The ULSD Blues

Think you know when you're filling up with ULSD? You may not be as smart as you think you are.


It's been a week since I was at the Technology & Maintenance Council (TMC) Meeting & Expo in Orlando, and my ears are still ringing from the Fleet Talk session. For those of you who've never been to a TMC meeting, Fleet Talk is a special session at which fleet maintenance managers get to gripe freely about the problems they're having with products, regulations, TMC, DOT, OSHA, you name it.   As an editor, I love these meetings, because it gives me a chance to hear the unedited, unguarded opinions of a roomful of very outspoken fleet professionals. I hear things at this meeting that I never hear anywhere else, and I love it.   Last week's meeting started right out with a lot of complaints about ultra-low sulfur diesel fuel (ULSD): fuel economy is down, fuel filter changes are up, and gel points are up as well.
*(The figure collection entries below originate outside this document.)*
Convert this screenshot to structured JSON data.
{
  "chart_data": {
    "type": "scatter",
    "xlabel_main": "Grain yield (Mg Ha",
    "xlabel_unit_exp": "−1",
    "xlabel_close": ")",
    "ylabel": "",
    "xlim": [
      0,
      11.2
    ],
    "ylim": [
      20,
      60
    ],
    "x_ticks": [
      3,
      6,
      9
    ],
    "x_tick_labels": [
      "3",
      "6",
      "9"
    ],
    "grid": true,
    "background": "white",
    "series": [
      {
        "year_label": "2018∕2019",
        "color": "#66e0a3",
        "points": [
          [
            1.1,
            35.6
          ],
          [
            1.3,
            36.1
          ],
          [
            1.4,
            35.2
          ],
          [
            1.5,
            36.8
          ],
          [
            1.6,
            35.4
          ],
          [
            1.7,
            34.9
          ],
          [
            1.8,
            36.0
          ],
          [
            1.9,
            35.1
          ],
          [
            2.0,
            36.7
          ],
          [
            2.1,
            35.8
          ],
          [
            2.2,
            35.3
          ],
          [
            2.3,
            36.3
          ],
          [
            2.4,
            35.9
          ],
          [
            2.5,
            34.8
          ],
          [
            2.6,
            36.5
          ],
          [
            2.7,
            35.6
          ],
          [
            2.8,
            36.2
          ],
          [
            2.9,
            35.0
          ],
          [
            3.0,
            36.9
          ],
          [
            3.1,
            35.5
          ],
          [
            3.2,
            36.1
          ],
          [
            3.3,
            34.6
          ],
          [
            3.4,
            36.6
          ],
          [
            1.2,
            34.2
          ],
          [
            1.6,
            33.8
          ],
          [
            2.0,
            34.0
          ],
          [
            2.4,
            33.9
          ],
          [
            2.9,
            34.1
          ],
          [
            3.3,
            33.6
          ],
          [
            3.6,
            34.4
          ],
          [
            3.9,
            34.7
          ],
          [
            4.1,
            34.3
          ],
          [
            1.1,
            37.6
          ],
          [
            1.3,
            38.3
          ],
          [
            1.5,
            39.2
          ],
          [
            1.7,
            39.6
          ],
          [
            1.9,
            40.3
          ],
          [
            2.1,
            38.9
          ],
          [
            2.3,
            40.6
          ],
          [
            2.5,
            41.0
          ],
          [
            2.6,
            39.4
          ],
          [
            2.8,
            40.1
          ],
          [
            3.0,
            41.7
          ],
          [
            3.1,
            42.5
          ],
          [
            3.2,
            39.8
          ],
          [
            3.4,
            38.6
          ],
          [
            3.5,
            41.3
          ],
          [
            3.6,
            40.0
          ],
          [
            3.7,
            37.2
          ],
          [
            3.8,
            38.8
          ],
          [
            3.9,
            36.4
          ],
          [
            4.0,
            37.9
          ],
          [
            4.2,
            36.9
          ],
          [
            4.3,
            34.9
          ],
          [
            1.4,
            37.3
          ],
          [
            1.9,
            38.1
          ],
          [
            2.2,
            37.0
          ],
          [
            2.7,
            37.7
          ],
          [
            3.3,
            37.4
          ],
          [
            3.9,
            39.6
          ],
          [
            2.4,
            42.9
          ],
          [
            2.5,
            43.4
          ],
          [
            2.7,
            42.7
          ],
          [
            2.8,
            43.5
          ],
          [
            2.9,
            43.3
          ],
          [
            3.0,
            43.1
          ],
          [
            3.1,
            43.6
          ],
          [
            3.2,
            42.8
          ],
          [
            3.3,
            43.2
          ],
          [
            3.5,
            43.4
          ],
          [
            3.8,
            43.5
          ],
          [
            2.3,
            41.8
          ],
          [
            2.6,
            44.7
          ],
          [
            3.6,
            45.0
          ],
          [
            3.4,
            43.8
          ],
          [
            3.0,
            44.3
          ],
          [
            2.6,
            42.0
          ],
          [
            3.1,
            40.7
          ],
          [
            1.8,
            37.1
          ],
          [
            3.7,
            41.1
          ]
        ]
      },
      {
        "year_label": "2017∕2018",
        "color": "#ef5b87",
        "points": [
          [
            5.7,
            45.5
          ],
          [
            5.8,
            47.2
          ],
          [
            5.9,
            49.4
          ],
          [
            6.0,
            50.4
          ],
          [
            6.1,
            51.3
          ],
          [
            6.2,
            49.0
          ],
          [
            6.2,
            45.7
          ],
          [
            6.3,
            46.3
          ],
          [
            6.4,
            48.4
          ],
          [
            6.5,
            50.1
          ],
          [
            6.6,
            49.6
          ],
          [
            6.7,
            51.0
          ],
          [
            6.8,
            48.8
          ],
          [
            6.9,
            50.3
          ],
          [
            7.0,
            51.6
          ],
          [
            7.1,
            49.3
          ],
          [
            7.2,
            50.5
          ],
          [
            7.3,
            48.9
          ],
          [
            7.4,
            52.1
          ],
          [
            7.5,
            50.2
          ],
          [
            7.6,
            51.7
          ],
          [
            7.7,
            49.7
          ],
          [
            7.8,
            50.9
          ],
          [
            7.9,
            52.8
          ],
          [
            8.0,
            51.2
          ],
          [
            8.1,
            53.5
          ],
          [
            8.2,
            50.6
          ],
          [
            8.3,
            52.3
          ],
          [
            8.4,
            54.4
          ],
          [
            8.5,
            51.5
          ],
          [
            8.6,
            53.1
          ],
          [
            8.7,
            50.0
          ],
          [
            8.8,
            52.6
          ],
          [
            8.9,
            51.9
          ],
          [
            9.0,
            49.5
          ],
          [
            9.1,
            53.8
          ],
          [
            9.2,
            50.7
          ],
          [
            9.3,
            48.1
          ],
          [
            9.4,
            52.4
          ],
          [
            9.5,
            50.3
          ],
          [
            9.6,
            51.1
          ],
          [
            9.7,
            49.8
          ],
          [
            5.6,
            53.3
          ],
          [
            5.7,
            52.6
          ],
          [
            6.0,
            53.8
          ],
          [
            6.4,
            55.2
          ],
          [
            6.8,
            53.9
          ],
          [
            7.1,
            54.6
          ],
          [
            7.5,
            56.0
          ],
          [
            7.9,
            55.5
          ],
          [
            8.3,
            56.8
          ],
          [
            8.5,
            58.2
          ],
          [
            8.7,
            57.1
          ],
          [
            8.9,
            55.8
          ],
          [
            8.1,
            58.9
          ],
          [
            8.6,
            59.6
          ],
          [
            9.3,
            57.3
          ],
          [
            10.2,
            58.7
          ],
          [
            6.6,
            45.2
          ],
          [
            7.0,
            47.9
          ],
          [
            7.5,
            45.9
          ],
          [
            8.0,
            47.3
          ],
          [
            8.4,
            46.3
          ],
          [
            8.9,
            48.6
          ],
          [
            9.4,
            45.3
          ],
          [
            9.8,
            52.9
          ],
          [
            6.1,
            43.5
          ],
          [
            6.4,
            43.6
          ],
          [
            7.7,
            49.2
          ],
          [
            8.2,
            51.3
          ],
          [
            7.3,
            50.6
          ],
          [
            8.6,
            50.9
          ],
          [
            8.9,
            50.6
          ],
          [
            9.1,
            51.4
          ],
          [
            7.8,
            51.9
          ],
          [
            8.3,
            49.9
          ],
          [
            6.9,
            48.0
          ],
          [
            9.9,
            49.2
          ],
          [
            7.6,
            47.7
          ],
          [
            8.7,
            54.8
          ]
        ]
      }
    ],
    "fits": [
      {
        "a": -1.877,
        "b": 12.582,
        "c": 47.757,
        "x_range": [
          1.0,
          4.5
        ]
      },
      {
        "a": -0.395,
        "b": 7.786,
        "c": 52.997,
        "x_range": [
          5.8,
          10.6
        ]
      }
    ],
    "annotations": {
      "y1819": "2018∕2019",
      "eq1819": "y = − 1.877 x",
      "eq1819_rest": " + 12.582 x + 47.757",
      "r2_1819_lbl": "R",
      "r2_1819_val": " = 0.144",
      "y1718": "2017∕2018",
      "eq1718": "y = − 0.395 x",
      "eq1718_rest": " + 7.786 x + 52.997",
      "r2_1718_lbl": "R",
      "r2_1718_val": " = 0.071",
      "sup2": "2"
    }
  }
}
None of that came as a huge shock, but what did surprise me was talk about mislabeled ULSD pumps. According to Darry Stuart, TMC's General Chairman and moderator of the Fleet Talk meeting, 30 to 35 percent of ULSD pumps in the US are not labelled correctly.   Now, why would that be so? Well, according to some of the folks at the meeting, diesel fuel suppliers are so paranoid that a batch of ULSD will be contaminated--for whatever reason--that they are NOT labeling ULSD as ULSD. The thinking is that if they ever failed an inspection--say, for instance, a tank of what is supposed to be ULSD actually had 17 ppm of sulfur instead of the 15 allowed--they would be heavily fined. If, however, that contaminated ULSD isn't being sold as ULSD--in other words, if there's no ULSD label on the pump--there's no fine. Theoretically, at least.   So, is this really happening, or is it an old wives' tale? I'm not sure what to believe, but I know that if I were a fleet operator, I'd be having a LOT of very honest conversations with my fuel supplier.